# <div style='text-align: center'>Sales Analysis</div>

## Import libraries

In [None]:
import pandas as pd
import matplotlib.pyplot as plt
from os import listdir

#### Merge sales of 12 months into a single CSV file

In [None]:
dataFolderPath = './Sales Data/'
dataFiles = [ f for f in listdir(dataFolderPath) if f.endswith('.csv') ]

year_data = pd.DataFrame()

for file in dataFiles:
    month_df = pd.read_csv( dataFolderPath + file )
    year_data = pd.concat([year_data, month_df])

year_data.to_csv("full_data.csv", index=False)

#### Read the full year data

In [None]:
full_data = pd.read_csv("full_data.csv")

full_data.head()

### Task 1: The Best Month Sales and Total Sales

#### Step 1: Clean up data

##### Drop rows with nan values

In [None]:
full_data[full_data.isnull().any(axis=1)]

full_data = full_data.dropna(how='all')

##### Remove columns with not valid date

In [None]:
full_data = full_data[full_data['Order Date'] != 'Order Date']

#### Step 2: Convert price and quantity columns to integer

In [None]:
full_data['Quantity Ordered'] = pd.to_numeric(full_data['Quantity Ordered'])
full_data['Price Each'] = pd.to_numeric(full_data['Price Each'])

#### Step 3: Add total price column

In [None]:
full_data['Total Price'] = full_data['Price Each'] * full_data['Quantity Ordered']

#### Step 4: Conver order date column to datetime object

In [None]:
full_data['Order Date'] = pd.to_datetime(full_data['Order Date'], format='%m/%d/%y %H:%M')

#### Step 5: Group by month

In [None]:
months_sales = full_data.groupby( full_data['Order Date'].dt.month )['Total Price'].sum().reset_index(name='Sales')        
months_sales.rename(columns={'Order Date': 'Month'}, inplace=True)

#### Step 6: Show results

In [None]:
import datetime

months = list(range(1, 13))

for i, val in enumerate(months):
    month = datetime.date(1900, val , 1).strftime('%b')
    months[i] = month

plt.bar(months, months_sales['Sales'], width=0.7)
plt.xticks(months)
plt.title('Sales of each month')
plt.xlabel('Months')
plt.ylabel('Sales in DH')

plt.gca().get_yaxis().set_major_formatter(plt.FuncFormatter(lambda x, _: f'{int(x):,}'))
plt.show()

### Task 2: The City with the Highest Sales

#### Step 1: Get cities name from the order address

In [None]:
cities = full_data['Purchase Address'].apply(lambda x: x.split(',')[1].lstrip())
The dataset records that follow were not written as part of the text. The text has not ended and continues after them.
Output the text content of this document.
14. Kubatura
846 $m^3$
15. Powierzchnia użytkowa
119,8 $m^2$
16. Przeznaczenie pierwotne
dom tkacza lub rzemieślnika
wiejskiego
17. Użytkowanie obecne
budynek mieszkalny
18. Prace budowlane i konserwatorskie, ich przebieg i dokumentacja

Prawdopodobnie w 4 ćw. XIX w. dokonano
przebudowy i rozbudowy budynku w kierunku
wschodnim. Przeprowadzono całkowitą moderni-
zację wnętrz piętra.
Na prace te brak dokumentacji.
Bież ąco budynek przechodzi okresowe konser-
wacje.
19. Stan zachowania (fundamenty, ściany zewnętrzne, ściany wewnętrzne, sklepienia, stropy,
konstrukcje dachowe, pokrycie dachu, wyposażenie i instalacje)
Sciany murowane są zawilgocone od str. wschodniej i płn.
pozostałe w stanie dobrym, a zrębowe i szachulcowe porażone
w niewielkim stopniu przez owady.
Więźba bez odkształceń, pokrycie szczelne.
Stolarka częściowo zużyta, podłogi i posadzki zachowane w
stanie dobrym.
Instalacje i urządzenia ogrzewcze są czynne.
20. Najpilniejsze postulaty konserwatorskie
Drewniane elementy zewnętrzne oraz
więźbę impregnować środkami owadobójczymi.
#### Step 2: Group by city

In [None]:
cities_sales = full_data.groupby( cities )['Total Price'].sum().reset_index(name='Sales')        
cities_sales.rename(columns={'Purchase Address': 'City'}, inplace=True)

#### Step 3: Show results

In [None]:
plt.bar(cities_sales['City'], cities_sales['Sales'], width=0.7)
plt.xticks(cities_sales['City'], rotation='vertical')
plt.title('Sales of each city')
plt.xlabel('Citites')
plt.ylabel('Sales in DH')

plt.gca().get_yaxis().set_major_formatter(plt.FuncFormatter(lambda x, _: f'{int(x):,}'))
plt.show()

### Task 3: The Best Time to Display Advertisements for Maximum Probability of Customer Purchase

#### Step 1: Group by hour

In [None]:
hours_orders = full_data.groupby(full_data['Order Date'].dt.hour)['Order Date'].count().reset_index(name='Count')
hours_orders.rename(columns={'Order Date': 'Hour'}, inplace=True)

#### Step 2: Show results

In [None]:
plt.plot(hours_orders['Hour'], hours_orders['Count'])
plt.xticks(hours_orders['Hour'], size=8.5)
plt.title('Sales of each hour')
plt.xlabel('Hours')
plt.ylabel('Number of Orders')

plt.grid()
plt.show()

### Task 4: Identify the Products Most Frequently Sold Together

#### Step 1: Group by orders and merge products to products column

In [None]:
df = full_data[full_data['Order ID'].duplicated(keep=False)]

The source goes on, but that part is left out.